Open banking has been attracting the attention of bankers, merchants, and card networks. It’s also drawing notice from regulators. The concept of making a payment through a direct transfer from a bank account can appeal to consumers because it’s fast and easy, and to merchants because the transaction is reportedly less expensive than one with a card.
That’s moving more banks and service providers to adopt open banking, a healthy sign, experts say. “Increased competition will help consumers and drive innovation,” said Andrew Gomez, a director at Lipis Advisors GmbH, a Berlin-based consultancy. “Merchants don’t have to worry as much about fraud. Once that payment has been made, it’s irrevocable, and consumers can’t claim they never made the transaction.”
Gomez spoke Wednesday at the Smarter Faster Payments conference held in Miami and sponsored by Nacha, the regulatory body for the automated clearing house network.
More familiar in Europe than in the United States, open banking is starting to win some prominent U.S. adherents, including card networks, some of which may see open banking as an alternative to card-based payment flows. Visa Inc. said last month it plans to introduce an open-banking network in the U.S. market, using Tink AB, a technology company it acquired in March 2022 for more than $2 billion.
In buying up open-banking technology, Visa was catching up with archrival Mastercard Inc., which paid $825 million late in 2020 to pick up the open-banking platform Finicity Corp.
But the extensive consumer-to-merchant data-sharing that open banking depends on has already drawn the attention of regulators. The Consumer Financial Protection Bureau in October released a proposed Financial Data Rights Rule, which would require companies to release financial data at the consumer’s direction, prohibit them from “wrongfully” monetizing “sensitive “ data, and ban junk fees and misuse of consumer data. Comments on the proposed rule were due Dec. 28.
Still, compared to Europe, “the U.S. regulatory market is relatively light,” Gomez said. “We have it really easy in the U.S.”

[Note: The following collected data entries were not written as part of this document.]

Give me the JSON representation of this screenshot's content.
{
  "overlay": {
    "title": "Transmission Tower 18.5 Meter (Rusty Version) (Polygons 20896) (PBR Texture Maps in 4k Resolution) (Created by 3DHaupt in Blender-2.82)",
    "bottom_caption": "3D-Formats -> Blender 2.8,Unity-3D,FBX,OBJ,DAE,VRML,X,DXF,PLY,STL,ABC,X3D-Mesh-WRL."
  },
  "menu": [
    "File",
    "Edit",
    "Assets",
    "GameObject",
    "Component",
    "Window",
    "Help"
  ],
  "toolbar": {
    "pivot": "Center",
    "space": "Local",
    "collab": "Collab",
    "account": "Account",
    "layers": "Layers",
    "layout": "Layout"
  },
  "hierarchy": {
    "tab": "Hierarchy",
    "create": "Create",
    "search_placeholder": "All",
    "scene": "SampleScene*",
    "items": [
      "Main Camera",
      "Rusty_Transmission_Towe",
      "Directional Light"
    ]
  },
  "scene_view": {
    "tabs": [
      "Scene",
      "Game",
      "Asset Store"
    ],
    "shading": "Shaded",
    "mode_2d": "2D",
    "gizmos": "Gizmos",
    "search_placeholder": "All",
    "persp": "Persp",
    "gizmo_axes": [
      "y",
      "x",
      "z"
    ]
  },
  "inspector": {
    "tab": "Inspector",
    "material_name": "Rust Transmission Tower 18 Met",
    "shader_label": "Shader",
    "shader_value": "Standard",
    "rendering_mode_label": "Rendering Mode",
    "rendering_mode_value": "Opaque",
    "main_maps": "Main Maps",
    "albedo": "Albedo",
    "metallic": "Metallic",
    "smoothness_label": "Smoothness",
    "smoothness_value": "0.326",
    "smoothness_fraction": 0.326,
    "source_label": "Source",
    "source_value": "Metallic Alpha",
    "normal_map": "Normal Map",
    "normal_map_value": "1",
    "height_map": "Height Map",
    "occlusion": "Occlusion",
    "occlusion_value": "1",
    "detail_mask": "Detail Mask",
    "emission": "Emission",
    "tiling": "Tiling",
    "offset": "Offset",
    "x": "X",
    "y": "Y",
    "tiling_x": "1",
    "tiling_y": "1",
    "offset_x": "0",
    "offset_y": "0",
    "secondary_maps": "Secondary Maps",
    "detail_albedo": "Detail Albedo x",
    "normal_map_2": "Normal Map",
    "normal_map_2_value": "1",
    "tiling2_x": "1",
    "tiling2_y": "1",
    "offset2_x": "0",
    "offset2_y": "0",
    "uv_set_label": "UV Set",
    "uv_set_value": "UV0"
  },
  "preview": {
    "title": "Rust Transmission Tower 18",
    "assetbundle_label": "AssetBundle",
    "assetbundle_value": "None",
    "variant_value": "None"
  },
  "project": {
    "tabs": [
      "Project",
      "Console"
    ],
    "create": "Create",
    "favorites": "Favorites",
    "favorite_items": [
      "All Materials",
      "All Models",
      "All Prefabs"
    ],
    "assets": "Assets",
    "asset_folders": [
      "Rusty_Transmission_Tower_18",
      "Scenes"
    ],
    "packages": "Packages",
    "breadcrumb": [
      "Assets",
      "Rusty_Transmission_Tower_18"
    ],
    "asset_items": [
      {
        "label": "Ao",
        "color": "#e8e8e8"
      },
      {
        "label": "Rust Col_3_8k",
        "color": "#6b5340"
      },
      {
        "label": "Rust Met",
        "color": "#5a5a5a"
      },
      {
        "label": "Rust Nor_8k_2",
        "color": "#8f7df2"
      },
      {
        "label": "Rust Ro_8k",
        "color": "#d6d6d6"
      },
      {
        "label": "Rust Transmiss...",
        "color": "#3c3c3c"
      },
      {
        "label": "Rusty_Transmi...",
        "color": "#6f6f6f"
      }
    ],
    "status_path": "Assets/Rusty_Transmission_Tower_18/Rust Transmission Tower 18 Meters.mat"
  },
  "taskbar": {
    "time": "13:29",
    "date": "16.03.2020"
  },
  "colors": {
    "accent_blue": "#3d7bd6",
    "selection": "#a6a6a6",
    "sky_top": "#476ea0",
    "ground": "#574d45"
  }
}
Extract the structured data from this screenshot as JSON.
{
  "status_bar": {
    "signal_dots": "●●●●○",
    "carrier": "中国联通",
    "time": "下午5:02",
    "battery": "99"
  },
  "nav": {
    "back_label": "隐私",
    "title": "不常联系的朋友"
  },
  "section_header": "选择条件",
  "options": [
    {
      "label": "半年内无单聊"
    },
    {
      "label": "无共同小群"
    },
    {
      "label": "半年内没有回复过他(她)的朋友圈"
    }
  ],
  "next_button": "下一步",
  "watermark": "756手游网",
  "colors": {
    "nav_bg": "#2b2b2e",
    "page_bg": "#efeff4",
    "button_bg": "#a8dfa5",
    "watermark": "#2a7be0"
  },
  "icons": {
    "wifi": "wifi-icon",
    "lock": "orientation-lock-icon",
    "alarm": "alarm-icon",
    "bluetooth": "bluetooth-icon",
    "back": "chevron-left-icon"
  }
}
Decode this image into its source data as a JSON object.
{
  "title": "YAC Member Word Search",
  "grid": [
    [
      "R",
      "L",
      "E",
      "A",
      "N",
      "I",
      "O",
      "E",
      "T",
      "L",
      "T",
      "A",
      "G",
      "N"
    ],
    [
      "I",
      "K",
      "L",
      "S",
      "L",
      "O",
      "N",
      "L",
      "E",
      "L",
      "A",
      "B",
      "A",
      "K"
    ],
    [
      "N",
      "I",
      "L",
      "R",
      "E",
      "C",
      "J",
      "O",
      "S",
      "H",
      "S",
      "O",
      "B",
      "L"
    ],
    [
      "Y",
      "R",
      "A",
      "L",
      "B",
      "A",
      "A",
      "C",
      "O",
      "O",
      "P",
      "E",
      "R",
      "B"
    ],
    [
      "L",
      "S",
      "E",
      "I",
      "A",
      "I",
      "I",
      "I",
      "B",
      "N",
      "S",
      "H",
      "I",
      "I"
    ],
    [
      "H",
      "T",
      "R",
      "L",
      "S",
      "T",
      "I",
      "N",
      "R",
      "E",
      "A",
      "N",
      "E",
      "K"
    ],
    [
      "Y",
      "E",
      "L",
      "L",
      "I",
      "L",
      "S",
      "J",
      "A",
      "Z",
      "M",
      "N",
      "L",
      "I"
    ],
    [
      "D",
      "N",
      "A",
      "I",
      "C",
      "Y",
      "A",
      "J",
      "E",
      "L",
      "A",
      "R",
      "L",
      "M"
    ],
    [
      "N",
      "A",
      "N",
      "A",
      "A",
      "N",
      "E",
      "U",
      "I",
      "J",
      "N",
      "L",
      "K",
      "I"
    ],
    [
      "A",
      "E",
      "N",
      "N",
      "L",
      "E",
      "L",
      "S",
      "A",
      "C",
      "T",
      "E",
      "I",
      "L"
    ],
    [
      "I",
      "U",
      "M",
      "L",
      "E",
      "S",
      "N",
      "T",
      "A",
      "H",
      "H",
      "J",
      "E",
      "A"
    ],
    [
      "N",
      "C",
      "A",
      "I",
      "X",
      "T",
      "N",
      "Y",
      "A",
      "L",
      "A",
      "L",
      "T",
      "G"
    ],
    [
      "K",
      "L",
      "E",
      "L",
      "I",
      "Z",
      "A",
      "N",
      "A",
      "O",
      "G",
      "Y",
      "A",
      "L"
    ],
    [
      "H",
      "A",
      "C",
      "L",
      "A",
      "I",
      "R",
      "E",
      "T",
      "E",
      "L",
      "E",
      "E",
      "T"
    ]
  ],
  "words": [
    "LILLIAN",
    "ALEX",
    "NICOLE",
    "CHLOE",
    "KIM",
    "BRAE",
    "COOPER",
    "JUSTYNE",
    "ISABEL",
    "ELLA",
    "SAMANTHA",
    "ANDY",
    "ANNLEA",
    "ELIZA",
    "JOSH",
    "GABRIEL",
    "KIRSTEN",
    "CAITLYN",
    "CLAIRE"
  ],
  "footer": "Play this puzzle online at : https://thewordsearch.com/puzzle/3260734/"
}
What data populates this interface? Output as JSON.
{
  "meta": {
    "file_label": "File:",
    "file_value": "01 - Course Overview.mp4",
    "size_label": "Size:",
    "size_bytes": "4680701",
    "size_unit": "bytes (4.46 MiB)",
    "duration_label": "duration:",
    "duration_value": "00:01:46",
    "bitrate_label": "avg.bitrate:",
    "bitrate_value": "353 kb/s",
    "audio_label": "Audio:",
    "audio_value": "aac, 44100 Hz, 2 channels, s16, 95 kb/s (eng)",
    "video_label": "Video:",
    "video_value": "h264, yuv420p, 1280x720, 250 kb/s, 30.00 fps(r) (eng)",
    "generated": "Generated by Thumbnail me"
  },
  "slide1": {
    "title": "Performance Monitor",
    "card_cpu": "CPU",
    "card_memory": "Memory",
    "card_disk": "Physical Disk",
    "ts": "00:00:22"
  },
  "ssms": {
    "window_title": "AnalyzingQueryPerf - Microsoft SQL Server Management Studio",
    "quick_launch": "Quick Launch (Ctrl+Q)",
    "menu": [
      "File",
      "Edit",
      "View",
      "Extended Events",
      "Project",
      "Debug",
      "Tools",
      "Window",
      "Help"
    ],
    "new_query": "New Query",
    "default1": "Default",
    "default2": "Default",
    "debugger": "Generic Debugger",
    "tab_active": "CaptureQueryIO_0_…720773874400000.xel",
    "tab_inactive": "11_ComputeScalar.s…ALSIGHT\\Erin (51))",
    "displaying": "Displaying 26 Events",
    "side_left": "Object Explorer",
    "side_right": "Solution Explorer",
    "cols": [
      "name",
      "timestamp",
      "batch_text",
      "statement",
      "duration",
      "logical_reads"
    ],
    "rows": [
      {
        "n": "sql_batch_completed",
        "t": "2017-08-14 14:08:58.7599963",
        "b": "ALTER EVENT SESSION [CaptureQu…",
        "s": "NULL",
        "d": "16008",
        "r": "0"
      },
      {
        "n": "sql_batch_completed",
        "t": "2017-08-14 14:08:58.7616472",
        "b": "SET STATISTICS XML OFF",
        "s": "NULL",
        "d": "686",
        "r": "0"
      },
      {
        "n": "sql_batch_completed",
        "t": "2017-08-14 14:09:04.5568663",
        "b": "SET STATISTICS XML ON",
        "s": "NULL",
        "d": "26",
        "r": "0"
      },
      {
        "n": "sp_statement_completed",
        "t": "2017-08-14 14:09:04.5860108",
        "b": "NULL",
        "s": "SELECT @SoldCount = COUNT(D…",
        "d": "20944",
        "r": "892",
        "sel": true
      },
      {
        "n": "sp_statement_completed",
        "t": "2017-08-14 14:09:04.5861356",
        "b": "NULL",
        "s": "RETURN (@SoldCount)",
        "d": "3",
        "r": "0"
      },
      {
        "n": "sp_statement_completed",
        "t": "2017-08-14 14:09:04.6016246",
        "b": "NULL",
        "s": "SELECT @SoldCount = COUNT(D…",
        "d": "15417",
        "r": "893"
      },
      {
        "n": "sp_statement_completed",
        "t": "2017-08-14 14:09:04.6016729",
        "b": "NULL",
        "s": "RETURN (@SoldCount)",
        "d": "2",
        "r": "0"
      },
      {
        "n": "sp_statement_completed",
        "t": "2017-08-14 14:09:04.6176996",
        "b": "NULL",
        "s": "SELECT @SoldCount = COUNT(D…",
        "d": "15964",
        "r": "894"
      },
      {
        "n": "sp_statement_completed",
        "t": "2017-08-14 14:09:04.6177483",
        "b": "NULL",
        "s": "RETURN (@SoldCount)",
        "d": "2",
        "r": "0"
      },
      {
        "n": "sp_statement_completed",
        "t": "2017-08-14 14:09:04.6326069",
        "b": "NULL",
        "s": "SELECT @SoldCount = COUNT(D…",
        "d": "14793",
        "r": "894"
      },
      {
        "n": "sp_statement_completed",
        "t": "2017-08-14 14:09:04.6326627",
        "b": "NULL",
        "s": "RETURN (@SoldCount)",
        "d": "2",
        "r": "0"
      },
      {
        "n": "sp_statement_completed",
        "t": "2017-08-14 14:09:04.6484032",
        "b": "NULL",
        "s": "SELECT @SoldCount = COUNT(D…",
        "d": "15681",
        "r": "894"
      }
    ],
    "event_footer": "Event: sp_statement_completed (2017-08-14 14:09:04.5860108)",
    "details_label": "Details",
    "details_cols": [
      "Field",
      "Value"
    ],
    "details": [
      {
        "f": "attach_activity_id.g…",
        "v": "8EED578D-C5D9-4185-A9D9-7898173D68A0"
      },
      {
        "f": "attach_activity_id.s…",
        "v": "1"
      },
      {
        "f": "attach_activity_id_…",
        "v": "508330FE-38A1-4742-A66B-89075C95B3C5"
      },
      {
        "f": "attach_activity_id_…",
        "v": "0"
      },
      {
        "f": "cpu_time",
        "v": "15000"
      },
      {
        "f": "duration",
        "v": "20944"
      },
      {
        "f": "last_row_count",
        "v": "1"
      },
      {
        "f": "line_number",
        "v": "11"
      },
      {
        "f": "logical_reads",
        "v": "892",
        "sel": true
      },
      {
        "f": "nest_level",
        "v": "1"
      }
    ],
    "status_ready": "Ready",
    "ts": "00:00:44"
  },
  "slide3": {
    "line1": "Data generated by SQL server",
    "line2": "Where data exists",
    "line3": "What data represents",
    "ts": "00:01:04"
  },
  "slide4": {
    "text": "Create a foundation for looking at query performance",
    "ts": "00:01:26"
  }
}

Indeed, privacy fears don’t seem to be deterring consumers. Even at this relatively early stage, Gomez said Wednesday, open banking has drawn an estimated 80 million users in the U.S. market who are attracted by the ease of making purchases, particularly online. The concept has got to the point, he said, where “a bank account without open banking is limited.” Banks that resist adding the capability, he warned, risk a slow but steady decline in their user base. “You can do nothing, and in 15 years you’ll see customers leave,” he predicted.